When I first learned that God is outside time and entered into time to be with us through Christ, it was a eureka moment for me. So I love the image here that everything the earth has ever suffered, ever been through, ever hoped for, people from the beginning of time to the end of time, are all met together in that one moment of God-made-man. It reminds us again, not to despair, no matter what state the world is in. Indeed, Bethlehem is, as we know, not the the sweet little town of the carol. So many places in the world have dark, dark streets where God’s peace is not known. But as this carol shows, God holds all these things together, like many threads that He brings into his Hands. He does not – and will not – leave us to our own tangled mess. He patiently works through those threads of time, working with us, not against us, to eventually untangle what has been made wrong. As Pope Benedict XVI so eloquently put it, “God is a God that writes straight on crooked lines.”

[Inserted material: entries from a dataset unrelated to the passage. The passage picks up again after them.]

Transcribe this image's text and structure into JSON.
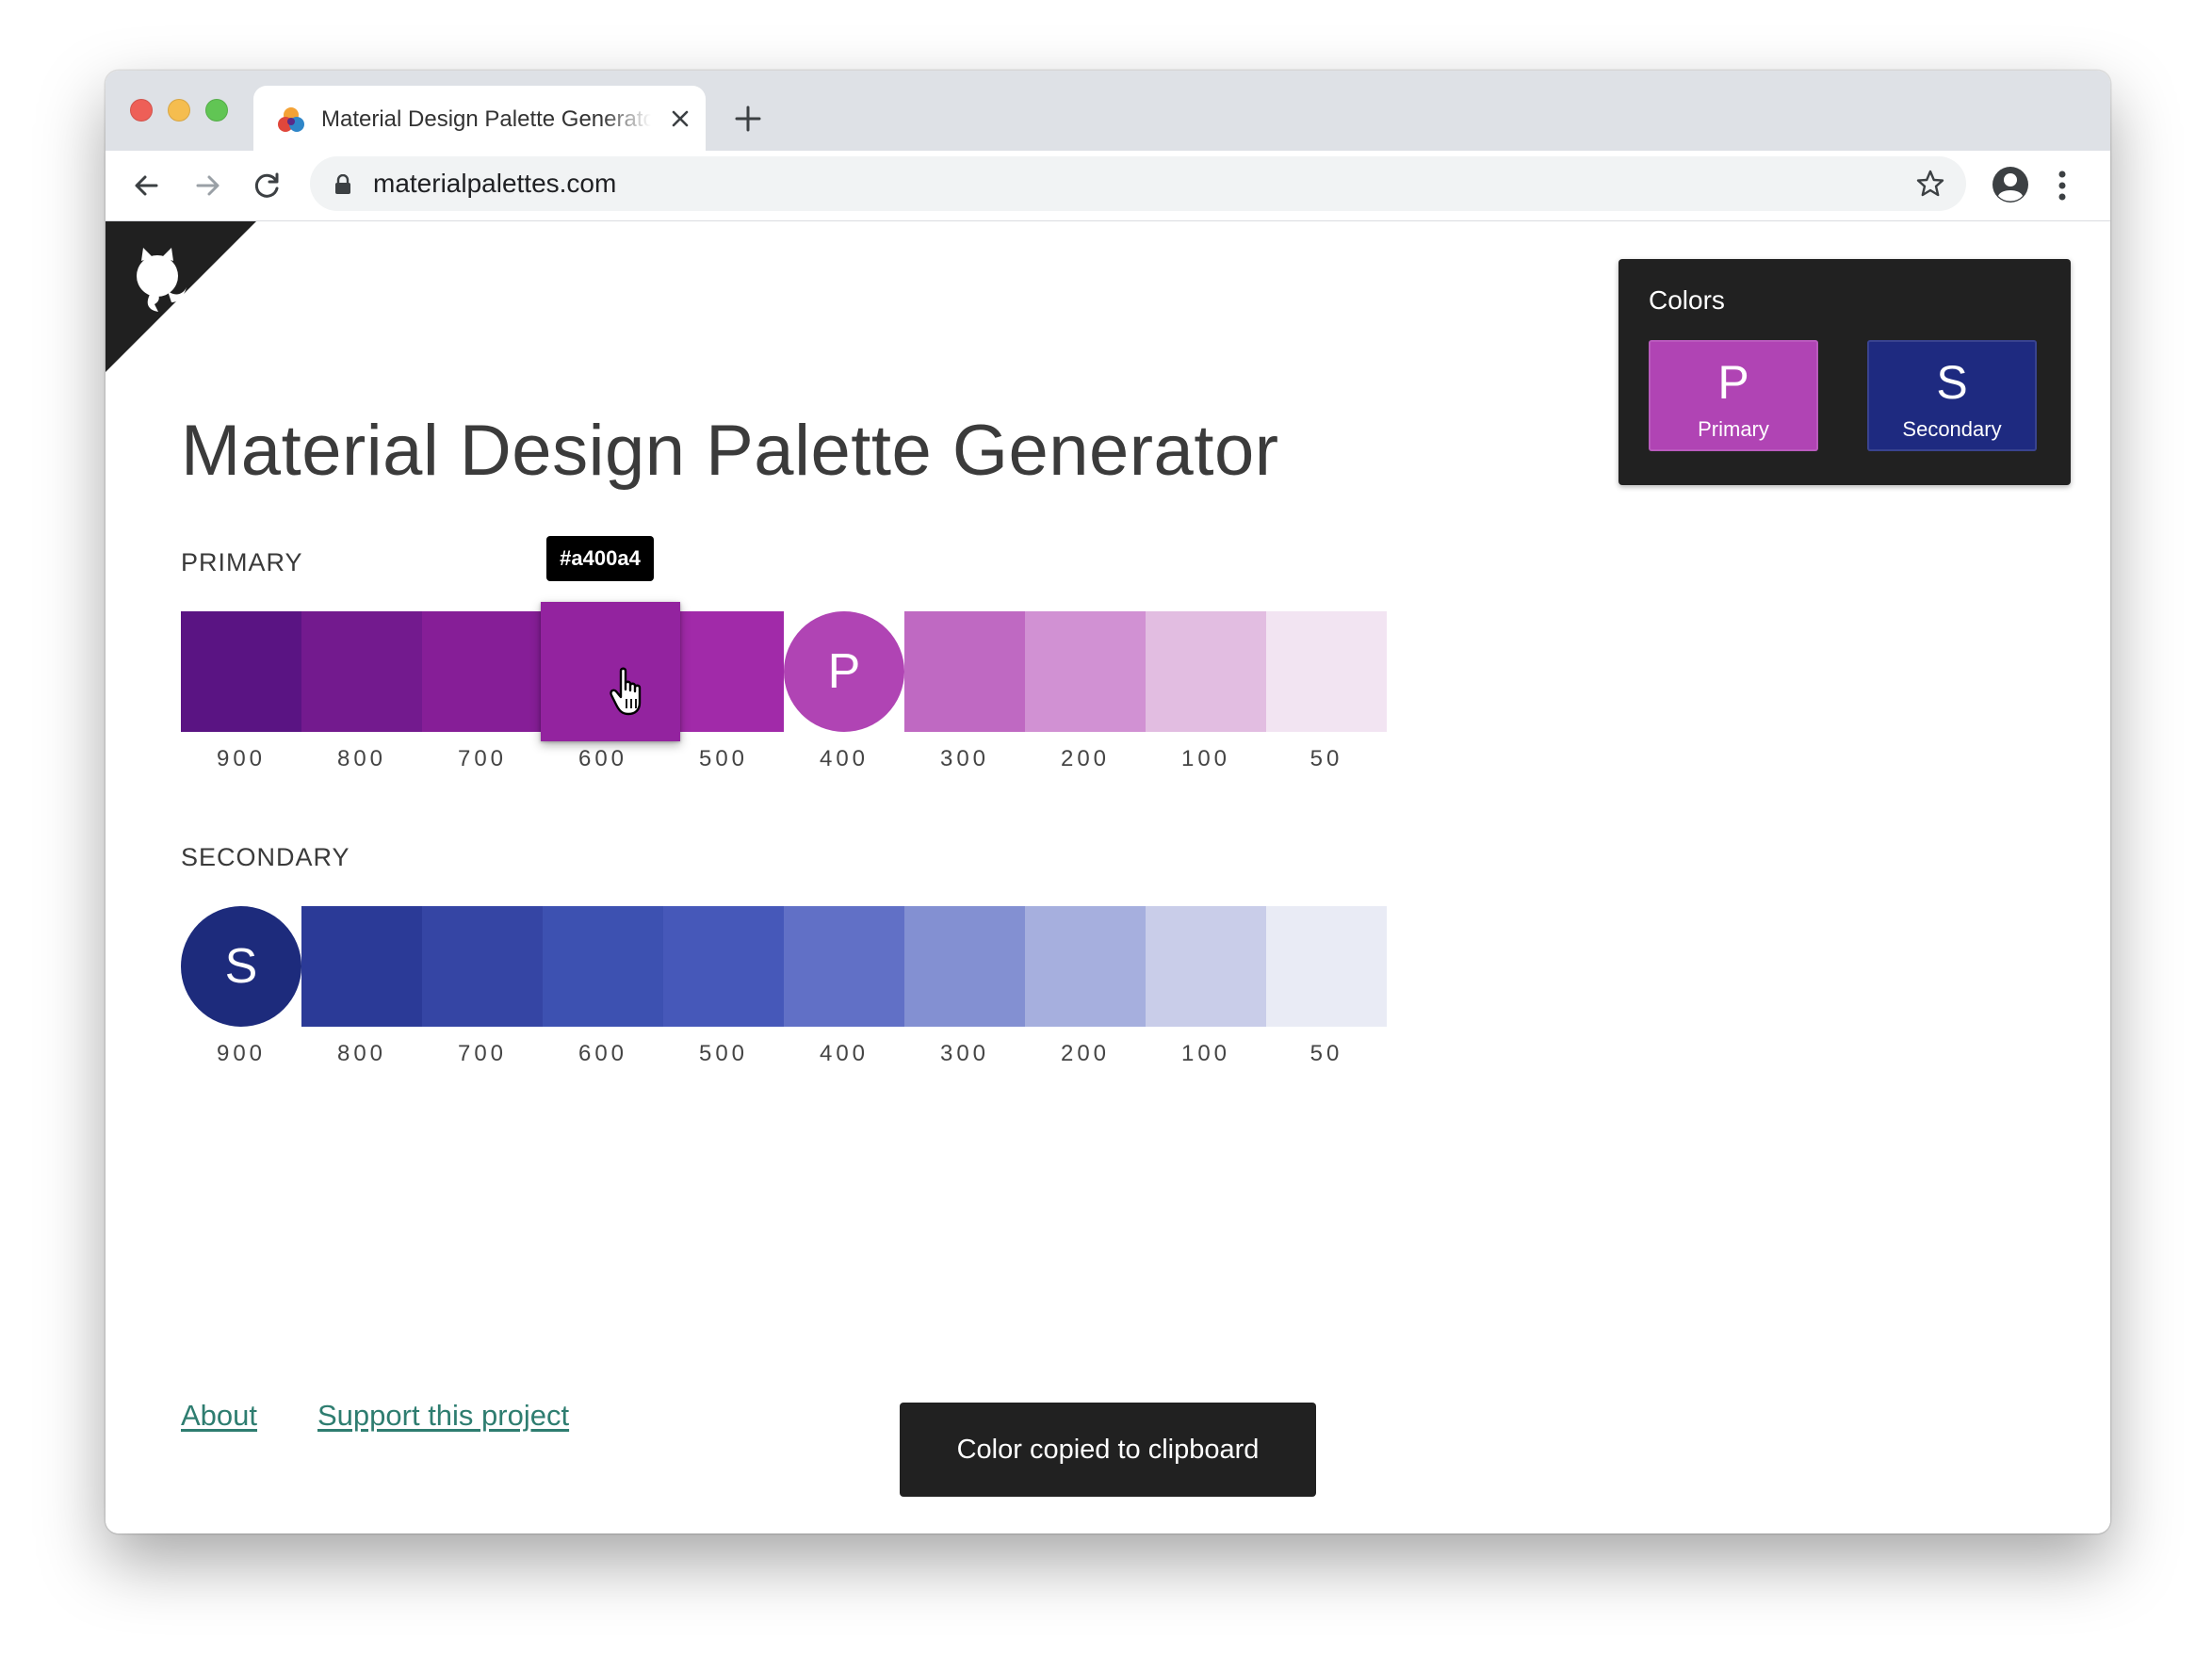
{
  "browser": {
    "tab_title": "Material Design Palette Generator",
    "url": "materialpalettes.com"
  },
  "page": {
    "title": "Material Design Palette Generator",
    "tooltip": "#a400a4"
  },
  "primary": {
    "label": "PRIMARY",
    "shades": [
      "900",
      "800",
      "700",
      "600",
      "500",
      "400",
      "300",
      "200",
      "100",
      "50"
    ],
    "colors": [
      "#5a1483",
      "#731a8e",
      "#861e97",
      "#93239f",
      "#a12aa9",
      "#b044b4",
      "#bf69c2",
      "#d191d3",
      "#e2bde1",
      "#f2e4f2"
    ],
    "key_index": 5,
    "key_letter": "P",
    "raised_index": 3
  },
  "secondary": {
    "label": "SECONDARY",
    "shades": [
      "900",
      "800",
      "700",
      "600",
      "500",
      "400",
      "300",
      "200",
      "100",
      "50"
    ],
    "colors": [
      "#1d2b7c",
      "#2b3a97",
      "#3545a4",
      "#3d51b1",
      "#4658b9",
      "#6170c6",
      "#8390d2",
      "#a6afde",
      "#c9cde9",
      "#e9ebf5"
    ],
    "key_index": 0,
    "key_letter": "S"
  },
  "colors_panel": {
    "title": "Colors",
    "primary": {
      "letter": "P",
      "label": "Primary",
      "color": "#b044b4"
    },
    "secondary": {
      "letter": "S",
      "label": "Secondary",
      "color": "#1e2a80"
    }
  },
  "footer": {
    "about": "About",
    "support": "Support this project"
  },
  "snackbar": "Color copied to clipboard"
}
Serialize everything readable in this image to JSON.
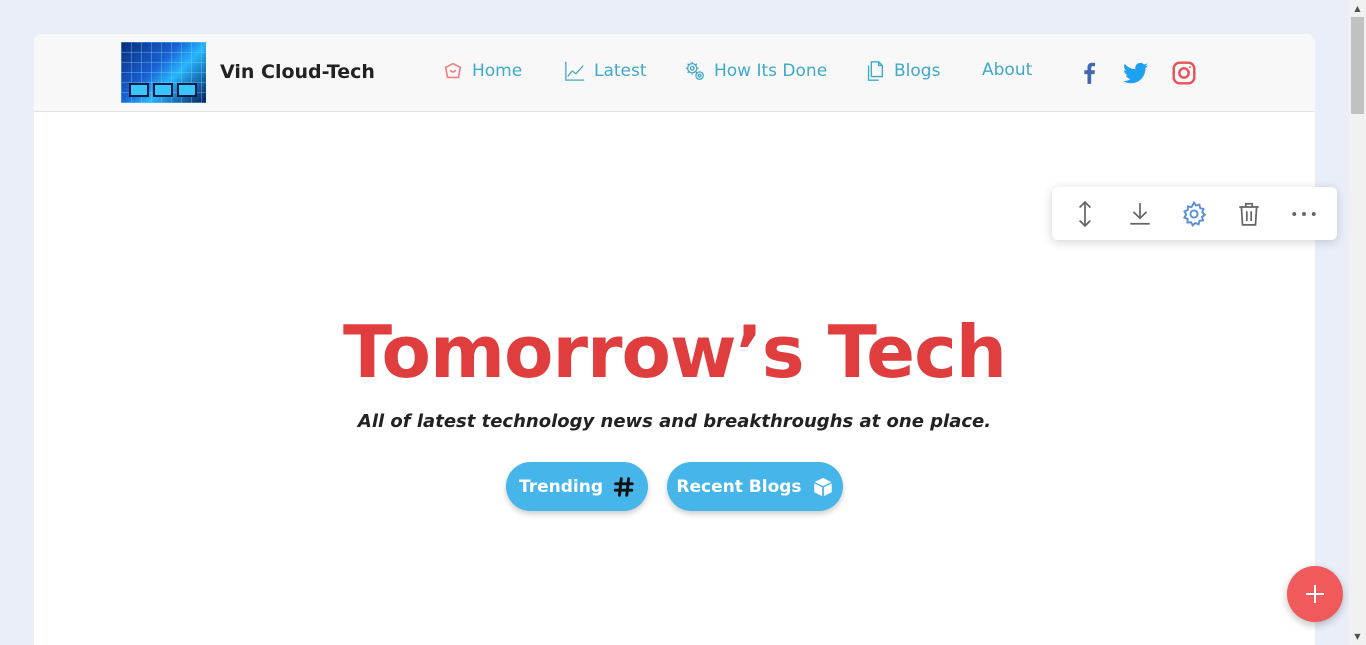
{
  "brand": {
    "name": "Vin Cloud-Tech",
    "logo_icon": "datacenter-screens-image"
  },
  "nav": {
    "items": [
      {
        "label": "Home",
        "icon": "home-icon"
      },
      {
        "label": "Latest",
        "icon": "chart-line-icon"
      },
      {
        "label": "How Its Done",
        "icon": "gears-icon"
      },
      {
        "label": "Blogs",
        "icon": "documents-icon"
      },
      {
        "label": "About",
        "icon": ""
      }
    ],
    "social": [
      {
        "name": "facebook-icon",
        "color": "#4267b2"
      },
      {
        "name": "twitter-icon",
        "color": "#1da1f2"
      },
      {
        "name": "instagram-icon",
        "color": "#e1306c"
      }
    ]
  },
  "hero": {
    "title": "Tomorrow’s Tech",
    "subtitle": "All of latest technology news and breakthroughs at one place.",
    "buttons": [
      {
        "label": "Trending",
        "icon": "hashtag-icon"
      },
      {
        "label": "Recent Blogs",
        "icon": "cube-icon"
      }
    ]
  },
  "toolbar": {
    "tools": [
      "move-vertical-icon",
      "download-icon",
      "settings-icon",
      "trash-icon",
      "more-icon"
    ]
  },
  "fab": {
    "icon": "plus-icon"
  },
  "colors": {
    "accent_nav": "#3fa9c9",
    "hero_title": "#e03e3e",
    "button_bg": "#45b5ea",
    "fab_bg": "#f05a5a",
    "page_bg": "#e9eef9"
  }
}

Can you believe I only heard of this hymn for the first time this year?! Now I’m coming across it everywhere. ‘When half-spent was the night’: Christ came into our darkness, but of course, could only come about through Mary, who stands with us too in our darkness. This hymn reminds me of a wonderful image of Mary summed up by Venerable Fulton Sheen: “God who made the sun, also made the moon. The moon does not take away from the brilliance of the sun. All its light is reflected from the sun. The Blessed Mother reflects her Divine Son; without Him, she is nothing. With Him, she is the Mother of men.” Mary is our surest, easiest way to Christ!
No one knows who wrote this 15th century English hymn, but it is very beautiful. “Blessed be the time that apple taken was” refers to the same circumstances of the felix culpa, the happy fault of Adam and Eve in the Garden of Eden that leads to the salvation of humanity by God. It’s a Christmas hymn that points us directly to Easter, to remind us that the birth of Christ is only the beginning – important, but not fulfilled until the Cross and the Resurrection.
So as you attend Mass in these last Sundays of Advent, and indeed, over Christmas itself, try to pay closer attention to the words of the hymns you are singing. What stands out for you? Does it give you a new insight or experience of an age old story?!